You’re ready to find your next IT gig. You’ve put together what you think is the perfect resume, listing all your previous jobs, showing a nice upward path from one to the next. You’ve carefully detailed all of your tech skills, from your Python and SQL expertise to your multicloud proficiency and data engineering chops. Time to send it out, lean back, and wait for the job offers to start pouring in.
Well, not exactly. There’s a good chance your resume could still use some work.
We’ve gathered the following tips from J.M. Auron, a leading IT and IT executive resume writer. So read on, make adjustments if you need to, send it out, and then wait for the job offers to flow your way.
Tip No. 1: Keep it short
Resumes shouldn’t be the length of doorstopper-size novels. “I’ve seen plenty of epic, never-ending-story resumes that can run five, seven, 10, or more pages,” says Auron. “Anything much beyond three pages is overkill. So when putting your resume together, make sure you’re including only information that adds real value.”
He adds, “A lot of people believe they have to include everything they’ve ever done, but a resume isn’t your entire career—it should present your highlights. Too much detail is particularly a problem with project-based resumes where people include every project they’ve worked on. You should include only a handful of projects, each of which demonstrates something unique you’ve delivered for the business or that shows off a different technical skill. Don’t list the 35 times you’ve done the same kind of SAP implementation.”
Tip No. 2: Don’t get lost in the technical weeds
On a tech resume, you might think you need to provide an exquisite amount of detail about your technical skills. Bad idea. “Beware of putting together a technical laundry list with every one of your skills,” Auron says. “You don’t want to include so much technology that people’s eyes glaze over, even if you’re looking for a job at the developer level. Remember, this is going to be first read by the human resources department. They’re not interested in that big a list. They just want to see your most important skills.”
Tip No. 3: Move beyond technology
As you become more accomplished and move higher up the job ladder, you need to emphasize management skills more and technical skills less.
“As you move into a leadership role, it’s true you’ll want to include some technical details on your resume if they’re critical, but they shouldn’t be your primary emphasis,” Auron explains.
Rather, emphasize the results you’ve achieved as a manager. Companies want to see the specific business problems you’ve solved using technology more than the technologies you’ve used to solve them. And you should always focus on the results rather than the actions you’ve taken to get the results.

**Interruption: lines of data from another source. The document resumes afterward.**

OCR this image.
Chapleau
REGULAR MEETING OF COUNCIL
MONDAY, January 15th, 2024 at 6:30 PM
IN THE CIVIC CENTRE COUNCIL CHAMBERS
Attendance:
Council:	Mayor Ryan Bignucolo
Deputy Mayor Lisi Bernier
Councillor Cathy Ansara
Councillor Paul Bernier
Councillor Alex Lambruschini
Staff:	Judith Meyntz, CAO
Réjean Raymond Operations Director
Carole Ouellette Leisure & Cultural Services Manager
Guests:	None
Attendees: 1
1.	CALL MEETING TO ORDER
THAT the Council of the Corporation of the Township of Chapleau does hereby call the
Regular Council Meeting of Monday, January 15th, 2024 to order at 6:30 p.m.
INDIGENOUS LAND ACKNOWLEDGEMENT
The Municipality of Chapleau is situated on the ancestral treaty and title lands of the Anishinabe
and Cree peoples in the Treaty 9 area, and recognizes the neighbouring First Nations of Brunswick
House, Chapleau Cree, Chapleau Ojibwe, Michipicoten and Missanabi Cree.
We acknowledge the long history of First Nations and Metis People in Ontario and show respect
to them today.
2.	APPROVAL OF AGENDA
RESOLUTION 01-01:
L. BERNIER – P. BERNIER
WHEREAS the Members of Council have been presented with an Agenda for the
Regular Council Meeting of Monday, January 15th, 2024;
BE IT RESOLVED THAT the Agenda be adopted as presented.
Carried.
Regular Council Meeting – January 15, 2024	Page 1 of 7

“On resumes I often see, ‘Did this, did that, was responsible for this, managed that,’ but there’s no business context included or description of the benefits,” he says. “You need to lay out the business problem you solved and the benefits you’ve achieved clearly.”
He also warns, “It’s a red flag if a hiring manager wants a huge amount of technical detail in a resume for a CTO job and it’s not a start-up where the CTO needs to be hands-on. You don’t want to find yourself in a job as CTO where you’re writing code or laying cable instead of doing the strategic, high-level work that CTOs need to do.”
Tip No. 4: Nobody cares what you did in 1987
There’s no need to include every job you’ve ever had, and doing so could be held against you.
“I’ve seen resumes where the jobs listed go back 30 and 40 years,” Auron says, “and that’s a problem. Age discrimination is illegal, and age discrimination is wrong. But age discrimination is everywhere in the workforce, especially in the technology industry, and you don’t want to be victimized by it.”
In addition, potential employers care about only your most recent jobs, so go just a few jobs back. “There’s no hard-and-fast rule to adhere to, but I generally don’t recommend going back further than 2002,” he says.
Tip No. 5: Put together a resume for your next job, not a previous one
Auron warns against putting together what he calls a bottom-of-the-ladder resume. He says, “People have a tendency to write their resumes based on what they did one, two, three, or more jobs ago. A line manager will tend to write a resume that looks like a developer resume, and a CIO/CTO will frequently write a resume that looks like a line manager’s resume.”
Carefully examine what you’re doing in your current job and what you want to do in your next one, and write a resume emphasizing the skills you have that are needed for that.